States are often referred to as the “laboratories of democracy”, which means that states will often study the effects of certain policies enacted in other states in order to develop and implement policies of their own. In this sense, Colorado is extremely useful in understanding the effects of marijuana.
In a recent town hall education meeting, administrators, educators, public officials, and conceded parents, met to discuss the effect of marijuana on students. Educators and parents are extremely nervous of the social and educational effects of marijuana on students.
“We got sold that marijuana legalization was going to positively impact our schools,” said Christine Harms, director of the Colorado School Safety Resource Center. “And there is the school infrastructure aspect, but we’re not seeing tremendous changes with marijuana prevention programs, and our students are paying the price.”

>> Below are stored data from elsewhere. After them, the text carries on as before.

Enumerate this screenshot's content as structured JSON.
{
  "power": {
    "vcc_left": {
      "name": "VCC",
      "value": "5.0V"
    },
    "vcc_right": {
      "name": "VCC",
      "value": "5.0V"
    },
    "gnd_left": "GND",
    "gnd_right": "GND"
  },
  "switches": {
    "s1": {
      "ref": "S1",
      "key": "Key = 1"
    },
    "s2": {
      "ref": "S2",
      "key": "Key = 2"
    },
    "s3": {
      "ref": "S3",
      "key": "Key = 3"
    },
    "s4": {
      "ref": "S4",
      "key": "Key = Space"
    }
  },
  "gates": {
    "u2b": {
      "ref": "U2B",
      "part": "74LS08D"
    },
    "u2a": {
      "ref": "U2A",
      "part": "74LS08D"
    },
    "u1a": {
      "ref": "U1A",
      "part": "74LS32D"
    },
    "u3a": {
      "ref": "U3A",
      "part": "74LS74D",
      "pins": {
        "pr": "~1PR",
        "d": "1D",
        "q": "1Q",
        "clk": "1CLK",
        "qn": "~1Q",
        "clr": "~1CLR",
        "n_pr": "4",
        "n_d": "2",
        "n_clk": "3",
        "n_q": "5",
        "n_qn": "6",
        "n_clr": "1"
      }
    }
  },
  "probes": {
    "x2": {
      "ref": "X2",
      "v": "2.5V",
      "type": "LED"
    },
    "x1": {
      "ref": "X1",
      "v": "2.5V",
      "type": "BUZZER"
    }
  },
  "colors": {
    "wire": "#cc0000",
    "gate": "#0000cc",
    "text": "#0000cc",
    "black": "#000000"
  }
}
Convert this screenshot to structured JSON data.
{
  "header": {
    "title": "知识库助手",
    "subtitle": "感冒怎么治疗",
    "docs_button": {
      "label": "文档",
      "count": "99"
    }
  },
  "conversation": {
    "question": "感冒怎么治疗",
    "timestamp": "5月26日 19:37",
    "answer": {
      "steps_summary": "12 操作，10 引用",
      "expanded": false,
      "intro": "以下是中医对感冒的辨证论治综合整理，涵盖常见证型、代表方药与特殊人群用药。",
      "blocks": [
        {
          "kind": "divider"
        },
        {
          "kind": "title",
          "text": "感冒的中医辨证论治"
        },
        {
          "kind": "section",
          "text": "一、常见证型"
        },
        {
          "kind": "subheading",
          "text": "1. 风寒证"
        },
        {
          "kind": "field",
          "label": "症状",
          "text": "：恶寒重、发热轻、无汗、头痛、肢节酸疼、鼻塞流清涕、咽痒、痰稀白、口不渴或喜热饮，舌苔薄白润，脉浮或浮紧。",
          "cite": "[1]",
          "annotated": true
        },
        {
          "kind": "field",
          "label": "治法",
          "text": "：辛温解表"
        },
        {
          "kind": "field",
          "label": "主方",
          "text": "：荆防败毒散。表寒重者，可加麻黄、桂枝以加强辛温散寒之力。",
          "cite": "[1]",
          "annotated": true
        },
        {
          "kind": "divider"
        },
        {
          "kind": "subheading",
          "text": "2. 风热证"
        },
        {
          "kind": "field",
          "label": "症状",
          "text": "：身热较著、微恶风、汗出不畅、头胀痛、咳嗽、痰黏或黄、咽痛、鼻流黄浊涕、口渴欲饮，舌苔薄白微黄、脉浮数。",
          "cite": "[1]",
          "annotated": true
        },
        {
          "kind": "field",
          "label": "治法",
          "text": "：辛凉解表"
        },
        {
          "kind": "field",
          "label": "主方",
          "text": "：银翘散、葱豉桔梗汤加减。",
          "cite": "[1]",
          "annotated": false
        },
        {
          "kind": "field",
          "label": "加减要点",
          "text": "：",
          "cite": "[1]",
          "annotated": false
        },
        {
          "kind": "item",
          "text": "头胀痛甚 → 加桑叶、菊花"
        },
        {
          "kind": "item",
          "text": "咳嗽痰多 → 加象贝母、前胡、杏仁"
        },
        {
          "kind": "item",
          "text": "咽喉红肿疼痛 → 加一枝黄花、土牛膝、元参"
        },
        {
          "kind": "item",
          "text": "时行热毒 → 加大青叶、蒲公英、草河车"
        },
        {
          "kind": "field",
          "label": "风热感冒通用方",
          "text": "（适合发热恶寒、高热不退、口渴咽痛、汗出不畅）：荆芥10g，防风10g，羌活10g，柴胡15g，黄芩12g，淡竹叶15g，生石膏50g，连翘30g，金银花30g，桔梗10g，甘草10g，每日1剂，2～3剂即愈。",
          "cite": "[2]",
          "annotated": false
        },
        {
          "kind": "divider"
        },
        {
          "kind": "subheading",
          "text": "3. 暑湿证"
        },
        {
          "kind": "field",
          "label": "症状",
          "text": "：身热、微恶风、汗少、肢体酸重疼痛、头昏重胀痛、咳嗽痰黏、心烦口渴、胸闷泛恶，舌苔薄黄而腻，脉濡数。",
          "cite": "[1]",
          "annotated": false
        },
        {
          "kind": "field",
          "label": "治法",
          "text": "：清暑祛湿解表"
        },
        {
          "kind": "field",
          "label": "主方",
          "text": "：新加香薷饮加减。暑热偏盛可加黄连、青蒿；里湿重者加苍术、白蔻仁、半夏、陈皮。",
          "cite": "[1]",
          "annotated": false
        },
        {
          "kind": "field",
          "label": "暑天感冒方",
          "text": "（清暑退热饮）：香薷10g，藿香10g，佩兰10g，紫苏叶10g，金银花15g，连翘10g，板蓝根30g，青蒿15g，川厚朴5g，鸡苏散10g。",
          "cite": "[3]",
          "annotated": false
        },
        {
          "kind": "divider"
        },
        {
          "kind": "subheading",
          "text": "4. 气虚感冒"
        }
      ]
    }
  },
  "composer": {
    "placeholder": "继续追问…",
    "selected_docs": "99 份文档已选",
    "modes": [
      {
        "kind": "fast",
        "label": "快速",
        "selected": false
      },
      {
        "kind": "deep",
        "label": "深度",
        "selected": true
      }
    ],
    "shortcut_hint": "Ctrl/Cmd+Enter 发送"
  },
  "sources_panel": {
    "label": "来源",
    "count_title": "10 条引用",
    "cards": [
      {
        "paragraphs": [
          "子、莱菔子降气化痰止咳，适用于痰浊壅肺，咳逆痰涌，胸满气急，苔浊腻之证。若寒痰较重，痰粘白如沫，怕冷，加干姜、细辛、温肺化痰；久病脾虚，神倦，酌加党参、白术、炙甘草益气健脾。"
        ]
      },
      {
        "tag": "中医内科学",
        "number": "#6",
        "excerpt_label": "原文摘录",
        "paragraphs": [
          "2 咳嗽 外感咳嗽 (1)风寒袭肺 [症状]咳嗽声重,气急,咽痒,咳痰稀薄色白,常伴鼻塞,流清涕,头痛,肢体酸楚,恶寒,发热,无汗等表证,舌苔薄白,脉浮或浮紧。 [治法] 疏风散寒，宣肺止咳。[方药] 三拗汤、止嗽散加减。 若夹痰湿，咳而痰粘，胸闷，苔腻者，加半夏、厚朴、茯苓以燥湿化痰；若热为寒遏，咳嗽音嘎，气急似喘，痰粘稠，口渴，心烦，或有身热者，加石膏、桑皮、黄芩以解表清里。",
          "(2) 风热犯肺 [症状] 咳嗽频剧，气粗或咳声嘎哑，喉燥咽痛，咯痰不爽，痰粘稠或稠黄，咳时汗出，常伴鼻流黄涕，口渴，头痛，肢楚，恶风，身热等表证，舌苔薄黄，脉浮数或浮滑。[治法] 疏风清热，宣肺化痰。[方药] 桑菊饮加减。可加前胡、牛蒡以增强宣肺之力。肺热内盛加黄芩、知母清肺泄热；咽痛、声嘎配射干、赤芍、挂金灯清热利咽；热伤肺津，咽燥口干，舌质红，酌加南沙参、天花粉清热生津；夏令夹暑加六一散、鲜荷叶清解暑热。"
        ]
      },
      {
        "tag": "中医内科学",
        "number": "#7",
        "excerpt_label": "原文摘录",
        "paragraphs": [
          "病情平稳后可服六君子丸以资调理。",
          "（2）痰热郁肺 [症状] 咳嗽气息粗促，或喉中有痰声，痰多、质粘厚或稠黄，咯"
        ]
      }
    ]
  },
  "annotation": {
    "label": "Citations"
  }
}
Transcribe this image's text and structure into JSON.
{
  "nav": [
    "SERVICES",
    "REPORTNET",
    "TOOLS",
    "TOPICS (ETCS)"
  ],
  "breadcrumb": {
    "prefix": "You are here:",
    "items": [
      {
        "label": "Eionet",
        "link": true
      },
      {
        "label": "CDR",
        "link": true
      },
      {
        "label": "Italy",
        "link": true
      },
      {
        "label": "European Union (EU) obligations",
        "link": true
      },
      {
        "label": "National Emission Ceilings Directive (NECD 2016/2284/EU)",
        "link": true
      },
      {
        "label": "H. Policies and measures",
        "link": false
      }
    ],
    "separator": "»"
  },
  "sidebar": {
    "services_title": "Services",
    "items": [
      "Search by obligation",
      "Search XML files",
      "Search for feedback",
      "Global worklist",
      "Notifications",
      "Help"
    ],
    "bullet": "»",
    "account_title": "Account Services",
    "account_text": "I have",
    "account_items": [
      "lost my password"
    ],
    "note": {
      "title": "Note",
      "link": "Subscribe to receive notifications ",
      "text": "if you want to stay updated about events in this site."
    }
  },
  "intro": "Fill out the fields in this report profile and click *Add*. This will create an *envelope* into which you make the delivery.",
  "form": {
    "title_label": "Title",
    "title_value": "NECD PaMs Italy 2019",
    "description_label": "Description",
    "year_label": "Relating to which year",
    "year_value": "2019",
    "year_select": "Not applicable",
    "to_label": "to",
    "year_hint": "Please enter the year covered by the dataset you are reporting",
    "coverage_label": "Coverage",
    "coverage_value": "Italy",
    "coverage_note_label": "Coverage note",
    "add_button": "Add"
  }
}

Educators are seeing a dramatic shift in culture regarding drugs. Kids see parents and others smoking marijuana and think that smoking marijuana is normal and even acceptable. Even worse, there is a growing marketing campaign of marijuana products that target children with candy laced with THC. Jeff Whitmore, director of transportation for Bayfield School District in southwestern Colorado stated
“At first, I thought it was similar to alcohol and that the kids would do it anyway and all that, but it’s like they’re disguising alcohol as Kool-Aid and marketing it to kids. These edibles are cookies and gummy bears, and they’re filled with high amounts of THC.”
Many educators and school officials stated that marijuana is the number one problem facing Colorado students today.
The marijuana lobby is turing its sights on Arizona. Arizona must stand up to protect our kids and say no to marijuana. The evidence from Colorado is clear and the effects are debilitating.